Unlike past Souls games, I like how losing your temper can be a virtue via the regain system. Yes, the window is narrow, but being able to regain health back by violently retaliating is immensely satisfying. It’s a risky tactic against bosses, but when I’m hit by a sneak attack by humans, just unleashing the red mist via R1 until everything is dead and my health bar is full again is just great. I’ve been pleasantly surprised by how many health vials the game throws at me too, meaning that I don’t have to be conservative when using them, not that enemies want to give me half a second to knock one back.

The more I play, the more I’m learning that what looks impossible really isn’t. I recently fell down into a large church with around 20 enemies -probably considerably fewer, but this game certainly encourages ‘big fish’ stories. Rather than flee, I stepped up to the fight knowing that taking on more than a handful usually ends badly.

But I survived, by keeping my distance, avoiding walls, keeping the crowd funnelled towards me by circling, and maintaining my stamina bar so I’d have enough juice to roll away after a combo. Compared to the multiple clusterfucks of the bonfire scene early in the game, it was a real moment that, as a player, I knew I’d come a long way.

That doesn’t mean I don’t still screw up against weak enemies way more than I should. I really can’t afford to be seen by werewolves or let a pair of ogres get me on the ground for example. And I’ll still get enormously pissed off for dropping 7000 souls – the turret dude in Old Yharnam is my current nemesis.

But there’s that trickle of improvement keeping me going. The new gems that I can equip to my cleaver are making sod all difference if I’m honest, but there’s a hope that I’m not far from unlocking better ones and there’s always that boost of increased Blood Echoes for a new area’s enemies.

So what about those of you still unsure about playing Bloodborne because of the Dark Souls heritage? I can in no way guarantee you’ll enjoy the game. But, if I can start to find reasons to play it and push on through some pretty miserable times, I’d say that there’s a good chance many of you will get something from Bloodborne too.

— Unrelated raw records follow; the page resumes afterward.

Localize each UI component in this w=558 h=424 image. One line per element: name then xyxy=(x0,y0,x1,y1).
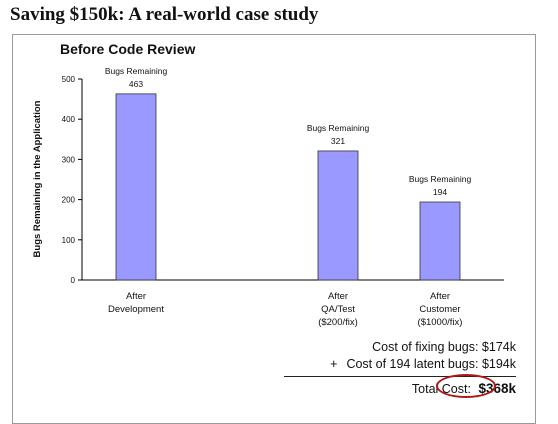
y-tick-label: 0 xyxy=(71,276,76,285)
category-label: After xyxy=(126,291,146,302)
category-label: ($200/fix) xyxy=(318,317,358,328)
bar-value-label: 463 xyxy=(129,79,143,89)
y-tick-label: 300 xyxy=(62,155,76,164)
plus-sign: + xyxy=(330,357,338,371)
y-tick-label: 100 xyxy=(62,236,76,245)
chart-title: Before Code Review xyxy=(60,41,196,57)
bar-label-text: Bugs Remaining xyxy=(307,123,370,133)
bar-value-label: 194 xyxy=(433,187,447,197)
category-label: Customer xyxy=(419,304,460,315)
bar-label-text: Bugs Remaining xyxy=(105,66,168,76)
y-tick-label: 200 xyxy=(62,196,76,205)
category-label: After xyxy=(430,291,450,302)
bar-value-label: 321 xyxy=(331,136,345,146)
category-label: Development xyxy=(108,304,164,315)
y-tick-label: 400 xyxy=(62,115,76,124)
bar xyxy=(317,150,359,281)
cost-separator xyxy=(284,376,516,377)
slide-title: Saving $150k: A real-world case study xyxy=(10,4,319,25)
category-label: QA/Test xyxy=(321,304,355,315)
category-label: After xyxy=(328,291,348,302)
bar-label-text: Bugs Remaining xyxy=(409,174,472,184)
category-label: ($1000/fix) xyxy=(418,317,463,328)
total-highlight-circle xyxy=(436,374,496,398)
y-axis-title: Bugs Remaining in the Application xyxy=(32,100,43,257)
cost-latent-line: + Cost of 194 latent bugs: $194k xyxy=(330,357,516,371)
cost-fixing-line: Cost of fixing bugs: $174k xyxy=(372,340,516,354)
y-tick-label: 500 xyxy=(62,75,76,84)
bar xyxy=(419,201,461,281)
bar xyxy=(115,93,157,281)
cost-latent-text: Cost of 194 latent bugs: $194k xyxy=(346,357,516,371)
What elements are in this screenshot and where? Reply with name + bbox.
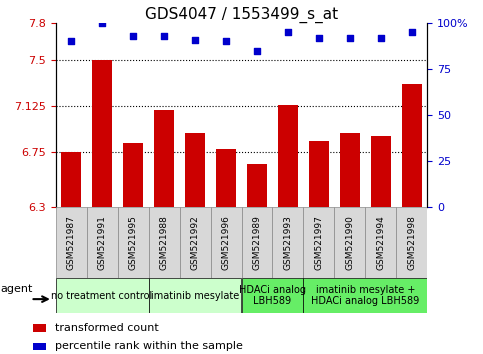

It may take a shift in attitude to how you approach the game, but I’d say patience is the most important ingredient. Learning to accept when to back away from some challenges until you’re stronger will make life easier too. Just forget the usual reasoning of a game saying, ‘if you’ve managed to find a boss now, you should be able to kill it now.’ You can throw that shit right out of the window.

Still not interested? Then that’s fine too. With so many games out there, life is way too short to be able to enjoy all the ‘best’ ones. And if someone is saying they’ve no interest in the game, or aren’t into the hardcore setup, don’t be a dick and blast them with insults or say they must be rubbish at games. Some people just want to have fun when they play their games, rather than be tested by some quirky mechanics and a drawn-out progression system. For all you know, they might be way better at it than you if they were so inclined.

After over a week, I’m still not sure which way Bloodborne is going for me. Which is why I’ve not published a review yet here at I might never finish the game, but I’m certainly willing to throw everything at it whenever I get a spare moment. I’ve no idea why it’s pulling me in like it is though. A sense of satisfaction? A professional curiosity about understanding the appeal of From Software’s games? Or am I searching for the game’s approval of my efforts with rewards of new gear (holy balls! I’ve found a new hat!) and PSN Trophies (a Bronze for Father Gascoigne, really?). Or maybe it’s for those water-cooler moments regaling friends with my adventures and painful failures. Or maybe the personal pride of taking on such a challenge? There’s a good chance it’s all of the above.